Ich meine es also vollkommen ernst, wenn ich schreibe: bitte kümmert euch um euch selbst! Wenn ihr einsam seid, ruft jemanden an, schreibt einen Brief, fordert diese Aufmerksamkeit von euren Lieben – sie geben sie euch gern und haben auch selbst etwas davon. Leidet ihr oder entwickelt ihr durch die Situation eine psychische Erkrankung, eine Depression oder Ängste, sprecht darüber! Systematisiert eure Gedanken dazu, zieht professionelle Hilfe heran. Es gibt viele – auch anonyme – Angebote, die ohne persönlichen Kontakt auskommen.

Für alle, die sich wegen anstehender Kurzarbeit in ihrem Betrieb sorgen, helfen vielleicht schon weiterführende Informationen wie hier von der Agentur für Arbeit um einen klaren Kopf zu bewahren.

Ich kann nur für mich sprechen: meine Lage ist einschätzbar und nicht kritisch. Dennoch spüre ich die hintergründige Nervosität wenn Nachrichten laufen, bemerke meinen Bedarf, die Situation zu analysieren und sicherzugehen, dass es meiner Verwandschaft gut geht. Ungewissheit ist auch ein Stressfaktor und verarbeiten wir diesen nicht richtig, nagt er auch bald an unserer Gesundheit.

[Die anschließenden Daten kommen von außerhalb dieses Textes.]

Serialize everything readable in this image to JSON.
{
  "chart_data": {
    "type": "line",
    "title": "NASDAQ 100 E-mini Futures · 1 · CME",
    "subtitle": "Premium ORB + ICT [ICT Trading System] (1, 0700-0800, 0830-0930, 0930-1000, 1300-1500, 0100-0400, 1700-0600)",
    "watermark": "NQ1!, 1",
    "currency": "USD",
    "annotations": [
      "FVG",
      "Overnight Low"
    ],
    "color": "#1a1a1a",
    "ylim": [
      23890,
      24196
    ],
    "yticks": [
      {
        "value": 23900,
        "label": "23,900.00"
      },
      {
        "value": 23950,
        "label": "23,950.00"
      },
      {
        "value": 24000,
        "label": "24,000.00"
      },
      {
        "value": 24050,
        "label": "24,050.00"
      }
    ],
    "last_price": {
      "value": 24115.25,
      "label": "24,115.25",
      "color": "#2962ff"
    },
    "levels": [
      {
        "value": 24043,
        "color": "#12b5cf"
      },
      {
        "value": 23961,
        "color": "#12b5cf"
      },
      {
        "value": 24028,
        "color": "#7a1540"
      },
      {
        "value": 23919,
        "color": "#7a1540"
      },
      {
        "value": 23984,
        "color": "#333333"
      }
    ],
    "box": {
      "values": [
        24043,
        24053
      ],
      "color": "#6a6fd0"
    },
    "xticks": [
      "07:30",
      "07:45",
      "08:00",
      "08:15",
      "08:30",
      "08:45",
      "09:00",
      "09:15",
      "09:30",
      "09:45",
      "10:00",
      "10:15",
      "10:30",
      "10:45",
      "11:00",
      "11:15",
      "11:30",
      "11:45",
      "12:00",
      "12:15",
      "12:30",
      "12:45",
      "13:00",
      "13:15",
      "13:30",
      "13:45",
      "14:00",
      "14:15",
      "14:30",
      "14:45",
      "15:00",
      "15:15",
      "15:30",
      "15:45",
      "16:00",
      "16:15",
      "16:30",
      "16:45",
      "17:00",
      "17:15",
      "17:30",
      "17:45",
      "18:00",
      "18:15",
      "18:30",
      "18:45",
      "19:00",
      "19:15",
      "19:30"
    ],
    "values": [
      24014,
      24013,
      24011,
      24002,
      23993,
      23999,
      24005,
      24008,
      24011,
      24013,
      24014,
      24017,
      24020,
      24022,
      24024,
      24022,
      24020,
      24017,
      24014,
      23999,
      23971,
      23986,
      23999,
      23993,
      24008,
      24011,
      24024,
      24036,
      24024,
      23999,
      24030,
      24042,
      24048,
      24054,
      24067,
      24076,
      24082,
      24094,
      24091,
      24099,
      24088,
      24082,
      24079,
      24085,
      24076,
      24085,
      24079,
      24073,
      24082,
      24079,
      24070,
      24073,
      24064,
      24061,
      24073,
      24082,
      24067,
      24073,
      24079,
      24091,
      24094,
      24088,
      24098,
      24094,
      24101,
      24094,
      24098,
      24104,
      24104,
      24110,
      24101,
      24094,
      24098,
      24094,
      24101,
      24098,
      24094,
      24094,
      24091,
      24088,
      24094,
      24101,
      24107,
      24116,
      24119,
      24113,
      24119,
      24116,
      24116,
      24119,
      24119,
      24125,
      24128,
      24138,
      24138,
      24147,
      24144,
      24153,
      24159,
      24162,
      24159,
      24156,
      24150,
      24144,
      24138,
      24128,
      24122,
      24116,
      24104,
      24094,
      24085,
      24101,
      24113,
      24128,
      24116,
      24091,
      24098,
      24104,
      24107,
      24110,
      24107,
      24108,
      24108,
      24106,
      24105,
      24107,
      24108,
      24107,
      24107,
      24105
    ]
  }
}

Wann immer ihr könnt: schafft euch Inseln der Entspannung. Probiert ein neues Spiel aus, zeichnet mal wieder etwas (und ärgert euch nicht, wenn es nicht schön wird), singt mal ein Karaoke-Video bei youtube durch oder lest ein gutes Buch. (Gern natürlich meinen Liebesroman Ben und Charlie!) Man kann mit seinen Freunden auch richtig telefonieren, auch wenn das zu Whatsapp-Zeiten irgendwie out zu sein scheint. Gemeinsam (gleichzeitig und hörbar) zu lachen, wirkt kleine Wunder.

Auch ich brauche etwas zu lachen: all meine Kurse fallen aus, neue Projekte sind auf Eis gelegt bis die Lage sich verbessert. Wenn ihr Interesse an einem digitalen Angebot habt, vielleicht für euer Team, sprecht mich gern an. Ich schicke euch also nun ein digitales Lächeln und einen dicken WLAN-Drücker und wünsche euch beste Gesundheit.

Herzlichst, eure Alex

2 Gedanken zu „HomeOffice, Kurzarbeitergeld, Jobverlust? Stress lass nach…“

  1. Sehr schön. Du sprichst mir aus der Seele. Meine berufliche Zukunft ist aktuell ungewiss, weil wir direkt von der Reisebranche abhängig sind. Je länger die Krise also dauert, desto höher ist die Wahrscheinlichkeit, dass ich meinen Job verliere. Kurzarbeit haben wir noch nicht, wird wohl aber im Laufe der nächsten Woche kommen.

    Ich versuche mich dieses Wochenende auch abzulenken und mal nicht ständig die News zu durchforsten. Vielleicht kommt dann etwas auf andere Gedanken und lässt sich nicht so leicht aus der Ruhe bringen.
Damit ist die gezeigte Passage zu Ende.